Effective April 24, 2026, federal law (ADA Title II) requires all University of Pittsburgh digital content — including emails — to meet WCAG 2.1 Level AA accessibility standards. Here's what to do every time you build an email in Content Builder.


Before You Hit Send — Quick Checklist

  • ☐ Every image has alt text (or blank alt text if purely decorative)
  • ☐ Text is 14px minimum (16px+ recommended)
  • ☐ Text/background colors pass a 4.5:1 contrast ratio
  • ☐ Links say what they go to (not "click here")
  • ☐ Buttons are large enough to tap (44x44px minimum)
  • ☐ No important info lives only inside an image

1. Add Alt Text to Every Image

Alt text is what screen readers read aloud and what displays when images are blocked. This is the #1 thing you can do.

In Content Builder, click your Image block → find the "Alt Text" field in the Content tab on the left → type a short, specific description.

Screen shot of section of content studio with alt text field on image circled

Tips: Be specific ("Students crossing the Cathedral lawn" not "photo"). If the image contains text, include that text. Leave alt text blank for decorative images like dividers.


2. Check Your Color Contrast

Pitt Blue (#003594) on white is great. Pitt Gold (#FFB81C) on white fails — don't use Gold as text on light backgrounds.

To check: note your text hex color (font color picker in the toolbar) and background hex color (Design tab), then paste both into the free WebAIM Contrast Checker. You need a 4.5:1 ratio to pass.

two buttons on toolbar for coloring text and background of text circled

accessibility tool demonstrating how pitt gold color for lettering on white background fails

 

3. Write Descriptive Links

Screen reader users tab through links — if they all say "Click Here," it's useless.

❌ Don't ✅ Do
Click here Register for the Spring Career Fair
Read more Read the Provost's summer scheduling update
Learn more View the full event calendar

Also keep links underlined so they're identifiable without relying on color alone.

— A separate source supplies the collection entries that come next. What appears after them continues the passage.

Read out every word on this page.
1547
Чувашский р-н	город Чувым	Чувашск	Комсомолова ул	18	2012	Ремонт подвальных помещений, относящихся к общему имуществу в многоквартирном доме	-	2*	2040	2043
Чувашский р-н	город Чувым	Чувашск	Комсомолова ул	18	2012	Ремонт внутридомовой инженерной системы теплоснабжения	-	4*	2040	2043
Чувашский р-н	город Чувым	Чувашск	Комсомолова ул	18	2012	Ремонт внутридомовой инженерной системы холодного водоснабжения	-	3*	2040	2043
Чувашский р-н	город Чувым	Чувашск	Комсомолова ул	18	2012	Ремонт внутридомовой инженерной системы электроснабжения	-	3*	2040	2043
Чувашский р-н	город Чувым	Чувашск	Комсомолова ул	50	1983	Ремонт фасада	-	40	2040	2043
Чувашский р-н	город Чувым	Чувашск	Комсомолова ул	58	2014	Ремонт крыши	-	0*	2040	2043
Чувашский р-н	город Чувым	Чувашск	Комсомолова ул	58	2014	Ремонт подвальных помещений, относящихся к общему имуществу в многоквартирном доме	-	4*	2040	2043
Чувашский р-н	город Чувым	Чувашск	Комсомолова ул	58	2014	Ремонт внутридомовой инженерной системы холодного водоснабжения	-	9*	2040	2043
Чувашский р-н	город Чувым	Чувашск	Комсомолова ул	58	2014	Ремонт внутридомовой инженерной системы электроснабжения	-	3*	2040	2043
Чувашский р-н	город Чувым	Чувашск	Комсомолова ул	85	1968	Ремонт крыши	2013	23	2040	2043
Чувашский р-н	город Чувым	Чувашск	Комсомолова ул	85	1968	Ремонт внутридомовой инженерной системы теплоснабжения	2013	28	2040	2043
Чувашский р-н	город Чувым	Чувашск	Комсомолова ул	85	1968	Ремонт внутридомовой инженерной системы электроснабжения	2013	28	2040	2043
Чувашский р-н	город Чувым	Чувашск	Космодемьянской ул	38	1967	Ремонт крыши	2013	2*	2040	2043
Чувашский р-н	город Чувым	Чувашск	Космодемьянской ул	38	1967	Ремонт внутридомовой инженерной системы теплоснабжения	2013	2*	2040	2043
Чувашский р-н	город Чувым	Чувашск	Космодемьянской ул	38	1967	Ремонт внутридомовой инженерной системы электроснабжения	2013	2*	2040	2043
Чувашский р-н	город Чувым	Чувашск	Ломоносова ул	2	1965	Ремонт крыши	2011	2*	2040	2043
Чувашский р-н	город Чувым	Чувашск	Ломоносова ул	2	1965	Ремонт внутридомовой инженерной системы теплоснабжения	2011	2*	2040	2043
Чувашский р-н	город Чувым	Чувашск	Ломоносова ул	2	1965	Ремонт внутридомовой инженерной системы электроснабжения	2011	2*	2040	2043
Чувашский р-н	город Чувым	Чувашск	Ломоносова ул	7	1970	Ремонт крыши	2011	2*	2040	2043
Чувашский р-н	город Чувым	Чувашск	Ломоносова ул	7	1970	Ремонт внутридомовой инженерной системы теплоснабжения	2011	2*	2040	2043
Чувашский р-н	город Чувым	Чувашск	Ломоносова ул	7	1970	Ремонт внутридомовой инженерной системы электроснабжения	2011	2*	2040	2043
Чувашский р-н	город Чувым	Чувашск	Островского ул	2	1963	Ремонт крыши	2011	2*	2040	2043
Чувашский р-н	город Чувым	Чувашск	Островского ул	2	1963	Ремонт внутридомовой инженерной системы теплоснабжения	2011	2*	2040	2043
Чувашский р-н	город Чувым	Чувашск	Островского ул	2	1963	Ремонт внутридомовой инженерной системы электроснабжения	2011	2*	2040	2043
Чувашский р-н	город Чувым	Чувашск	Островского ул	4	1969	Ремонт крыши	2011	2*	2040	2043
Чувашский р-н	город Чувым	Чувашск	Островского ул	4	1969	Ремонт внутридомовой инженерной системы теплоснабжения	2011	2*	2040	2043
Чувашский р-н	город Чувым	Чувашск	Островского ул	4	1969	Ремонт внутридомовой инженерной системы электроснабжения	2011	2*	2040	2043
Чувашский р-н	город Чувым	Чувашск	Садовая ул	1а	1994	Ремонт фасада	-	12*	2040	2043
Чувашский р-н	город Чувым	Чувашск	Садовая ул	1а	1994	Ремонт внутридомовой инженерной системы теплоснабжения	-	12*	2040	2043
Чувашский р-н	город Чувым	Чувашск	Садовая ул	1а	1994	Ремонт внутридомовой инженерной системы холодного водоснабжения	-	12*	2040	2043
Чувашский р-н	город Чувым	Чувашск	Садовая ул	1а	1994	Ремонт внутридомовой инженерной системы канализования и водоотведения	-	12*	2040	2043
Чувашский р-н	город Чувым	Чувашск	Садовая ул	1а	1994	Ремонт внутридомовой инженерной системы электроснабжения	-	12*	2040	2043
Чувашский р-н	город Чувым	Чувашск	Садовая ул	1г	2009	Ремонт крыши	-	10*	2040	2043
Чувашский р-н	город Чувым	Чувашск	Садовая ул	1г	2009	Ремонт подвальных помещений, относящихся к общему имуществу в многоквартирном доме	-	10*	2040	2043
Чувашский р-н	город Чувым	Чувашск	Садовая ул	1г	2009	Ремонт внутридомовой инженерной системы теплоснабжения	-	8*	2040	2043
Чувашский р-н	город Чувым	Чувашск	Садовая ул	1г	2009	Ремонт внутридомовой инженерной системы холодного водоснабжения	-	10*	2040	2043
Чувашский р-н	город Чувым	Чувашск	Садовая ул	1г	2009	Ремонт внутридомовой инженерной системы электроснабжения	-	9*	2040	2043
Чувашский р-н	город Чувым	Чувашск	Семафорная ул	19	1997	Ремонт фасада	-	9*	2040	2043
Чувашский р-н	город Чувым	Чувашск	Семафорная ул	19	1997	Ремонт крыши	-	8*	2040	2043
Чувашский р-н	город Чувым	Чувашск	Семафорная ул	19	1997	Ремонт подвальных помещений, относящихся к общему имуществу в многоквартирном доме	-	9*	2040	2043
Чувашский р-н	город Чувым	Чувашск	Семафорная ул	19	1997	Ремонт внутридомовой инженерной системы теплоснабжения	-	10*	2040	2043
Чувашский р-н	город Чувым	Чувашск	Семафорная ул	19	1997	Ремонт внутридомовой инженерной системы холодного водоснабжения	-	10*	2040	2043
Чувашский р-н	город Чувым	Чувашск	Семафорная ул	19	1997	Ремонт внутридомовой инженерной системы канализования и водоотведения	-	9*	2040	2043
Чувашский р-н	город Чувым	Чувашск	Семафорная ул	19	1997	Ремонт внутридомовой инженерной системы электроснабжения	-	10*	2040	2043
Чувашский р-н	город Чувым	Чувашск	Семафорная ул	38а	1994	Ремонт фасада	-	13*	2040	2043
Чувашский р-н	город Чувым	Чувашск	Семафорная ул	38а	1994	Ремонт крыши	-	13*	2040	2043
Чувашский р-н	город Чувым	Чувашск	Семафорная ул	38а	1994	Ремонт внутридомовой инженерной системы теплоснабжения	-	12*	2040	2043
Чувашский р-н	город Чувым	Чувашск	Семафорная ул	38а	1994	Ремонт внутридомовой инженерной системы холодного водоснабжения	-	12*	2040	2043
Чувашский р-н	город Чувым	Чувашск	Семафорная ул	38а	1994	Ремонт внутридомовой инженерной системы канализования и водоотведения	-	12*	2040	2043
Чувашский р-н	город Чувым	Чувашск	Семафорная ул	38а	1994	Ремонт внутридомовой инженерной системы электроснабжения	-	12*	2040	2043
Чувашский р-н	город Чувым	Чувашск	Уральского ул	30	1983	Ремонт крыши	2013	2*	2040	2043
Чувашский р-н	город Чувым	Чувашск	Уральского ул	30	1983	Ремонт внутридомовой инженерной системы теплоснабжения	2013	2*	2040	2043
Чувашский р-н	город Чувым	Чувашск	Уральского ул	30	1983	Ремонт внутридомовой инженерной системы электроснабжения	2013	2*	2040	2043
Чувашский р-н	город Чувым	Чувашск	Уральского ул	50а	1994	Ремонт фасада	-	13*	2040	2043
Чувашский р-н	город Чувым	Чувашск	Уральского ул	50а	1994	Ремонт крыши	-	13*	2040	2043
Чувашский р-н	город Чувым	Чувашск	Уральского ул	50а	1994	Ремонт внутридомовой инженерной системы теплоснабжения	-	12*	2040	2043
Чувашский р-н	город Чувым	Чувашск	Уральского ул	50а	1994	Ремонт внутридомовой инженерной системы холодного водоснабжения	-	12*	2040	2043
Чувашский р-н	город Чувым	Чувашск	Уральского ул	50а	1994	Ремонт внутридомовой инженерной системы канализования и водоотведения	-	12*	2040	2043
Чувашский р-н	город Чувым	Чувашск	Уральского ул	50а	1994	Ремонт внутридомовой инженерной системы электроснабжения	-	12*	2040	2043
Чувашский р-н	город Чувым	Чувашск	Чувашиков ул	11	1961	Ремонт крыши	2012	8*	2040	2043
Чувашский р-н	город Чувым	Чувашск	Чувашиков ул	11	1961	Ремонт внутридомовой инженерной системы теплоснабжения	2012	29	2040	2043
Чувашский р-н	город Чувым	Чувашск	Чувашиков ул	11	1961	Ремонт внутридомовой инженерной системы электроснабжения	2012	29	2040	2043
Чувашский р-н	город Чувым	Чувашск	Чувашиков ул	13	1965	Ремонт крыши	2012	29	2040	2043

4. Use Real Text, Not Images of Text

If your event date, headline, or call to action is baked into a graphic, screen readers can't read it, users can't resize it, and it disappears when images are blocked. Put important information in live text and use images to support, not replace, your message.


5. Use Headings for Structure

Don't just make text big and bold — use the Format dropdown in the text toolbar to select Primary Title, Secondary Title, etc. This lets screen readers navigate your email by section.

Styles drop down box with titling options listed and arrows pointing towards examples

6. Verify Your Email Is Mobile-Responsive

A responsive email automatically adjusts its layout to fit smaller screens — text stays readable, buttons stay tappable, and multi-column layouts stack into a single column so the reading order stays logical. Content Builder usually handles this automatically, but only if the underlying template was built correctly.

How to check: Click Preview at the top of the Content Builder editor and toggle to the mobile icon. You should see columns stacking vertically and text remaining a readable size. If everything just shrinks to a tiny version of the desktop layout or columns stay side-by-side.

Preview and test tab circled with an arrow pointing to the mobile and desk down drop down menus

 

This supports Pitt's compliance with the ADA Title II Final Rule requiring WCAG 2.1 AA conformance by April 24, 2026.